I understand you are worried about this being Multiple Sclerosis; the symptoms are very, very less likely to be related to it. As you said you have anxiety issue, I think it can cause such vague perceptions. Are you on any medicines for the anxiety? Sometimes it can be side effects of the medicine.

It would be a good option to consult a psychiatrist and consider getting treatment for anxiety.

Hope this answers your query. Let me know if you have other enquiries.


Above answer was peer-reviewed by : Dr. Prasad
Follow up: Dr. Rahul D Chaudhari 18 hours later
Hi Dr,

Thanks for your response. I have been on SSRIs in the past, although I've decided to come off of them two times. I may consider going back on one for the time being.

I should also say that I have a bit of an alcohol problem which I've decided I need to address. I drink probably between 5-8 drinks per night and have for the past two years or so with very few breaks.

Along with the tingling, I've been experiencing what I believe are alcohol withdrawal symptoms simply from drinking so much for so long. I feel weak in the knees, intermittent chills, shakiness and a general sense of heightened anxiety. I've decided to stop drinking for a period of time and see if this helps the symptoms to subside.

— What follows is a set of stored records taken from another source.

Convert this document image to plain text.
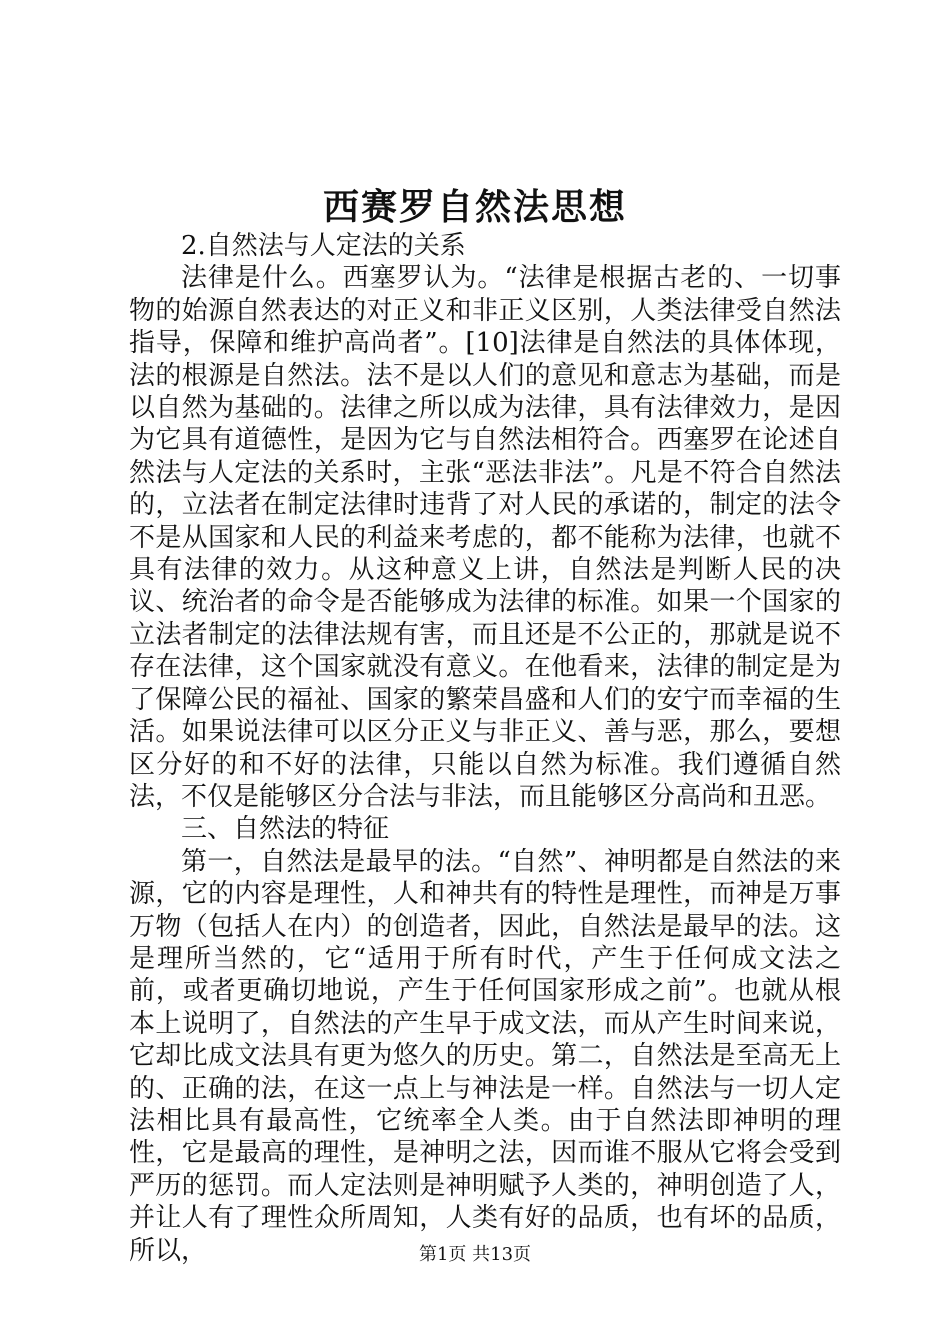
西赛罗自然法思想

2.自然法与人定法的关系

法律是什么。西塞罗认为。“法律是根据古老的、一切事物的始源自然表达的对正义和非正义区别，人类法律受自然法指导，保障和维护高尚者”。[10]法律是自然法的具体体现，法的根源是自然法。法不是以人们的意见和意志为基础，而是以自然为基础的。法律之所以成为法律，具有法律效力，是因为它具有道德性，是因为它与自然法相符合。西塞罗在论述自然法与人定法的关系时，主张“恶法非法”。凡是不符合自然法的，立法者在制定法律时违背了对人民的承诺的，制定的法令不是从国家和人民的利益来考虑的，都不能称为法律，也就不具有法律的效力。从这种意义上讲，自然法是判断人民的决议、统治者的命令是否能够成为法律的标准。如果一个国家的立法者制定的法律法规有害，而且还是不公正的，那就是说不存在法律，这个国家就没有意义。在他看来，法律的制定是为了保障公民的福祉、国家的繁荣昌盛和人们的安宁而幸福的生活。如果说法律可以区分正义与非正义、善与恶，那么，要想区分好的和不好的法律，只能以自然为标准。我们遵循自然法，不仅是能够区分合法与非法，而且能够区分高尚和丑恶。

三、自然法的特征

第一，自然法是最早的法。“自然”、神明都是自然法的来源，它的内容是理性，人和神共有的特性是理性，而神是万事万物（包括人在内）的创造者，因此，自然法是最早的法。这是理所当然的，它“适用于所有时代，产生于任何成文法之前，或者更确切地说，产生于任何国家形成之前”。也就从根本上说明了，自然法的产生早于成文法，而从产生时间来说，它却比成文法具有更为悠久的历史。第二，自然法是至高无上的、正确的法，在这一点上与神法是一样。自然法与一切人定法相比具有最高性，它统率全人类。由于自然法即神明的理性，它是最高的理性，是神明之法，因而谁不服从它将会受到严历的惩罚。而人定法则是神明赋予人类的，神明创造了人，并让人有了理性众所周知，人类有好的品质，也有坏的品质，所以，	第1页 共13页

All of this has made me very nervous, though, about MS and similar diseases. My concern with these symptoms is that they could be something more serious than alcohol withdrawal. What do you think?
Answered by Dr. Rahul D Chaudhari 14 hours later
Thanks for writing back.
I am glad you decided to do something about the alcohol issue. People who have been drinking large amounts of alcohol for long periods of time run the risk of developing serious and persistent changes in the brain. Damage may be a result of the direct effects of alcohol on the brain or may result indirectly, from a poor general health status or from severe liver disease. I would like to discuss one particular disease. Up to 80 percent of alcoholics, however, have a deficiency in thiamine and some of these people will go on to develop serious brain disorders such as Wernicke–Korsakoff syndrome (WKS). WKS is a disease that consists of two separate syndromes, a short–lived and severe condition called Wernicke’s encephalopathy and a long–lasting and debilitating condition known as Korsakoff’s psychosis.
The symptoms of Wernicke’s encephalopathy include mental confusion, paralysis of the nerves that move the eyes (i.e., oculomotor disturbances), and difficulty with muscle coordination.
Alcohol dependence changes the whole picture. If you have persistent symptoms then I would suggest to consult a neurologist and you may need MRI brain to rule out serious brain issues. A MRI and a detailed neurology examination should help us rule out most serious disorders.
I wish you the very best
Above answer was peer-reviewed by : Dr. Aparna Kohli
Follow up: Dr. Rahul D Chaudhari 6 hours later

This is terrifying to me. I certainly have a history of drinking, but what I'm experiencing now after not having a drink for around 48 hours is simple anxiety/slight dysphoria, which i'm assuming is just part of the withdrawals and should fade soon. I would imagine that I would've had to drink far more than 5-6 drinks in a session to suffer such dramatic, serious illness as you're pointing out. Can you please confirm this? I'm very nervous after reading what you wrote.
Answered by Dr. Rahul D Chaudhari 20 hours later
I apologize for creating such anxious moments. Certainly current symptoms you are experiencing is most probably due to anxiety / alcohol withdrawal. The above answer given earlier was just to give more information about the ill effect of alcohol drinking. The current situation definitely is not likely due to any serious brain issue. I again apologize if they cause more panic.

Don't be nervous; but I would suggest to get examined by a psychiatrist and neurologist. The symptoms can be managed with proper counsel and medications.

Hope this is reassuring. I will be available for further discussion if you have any more queries.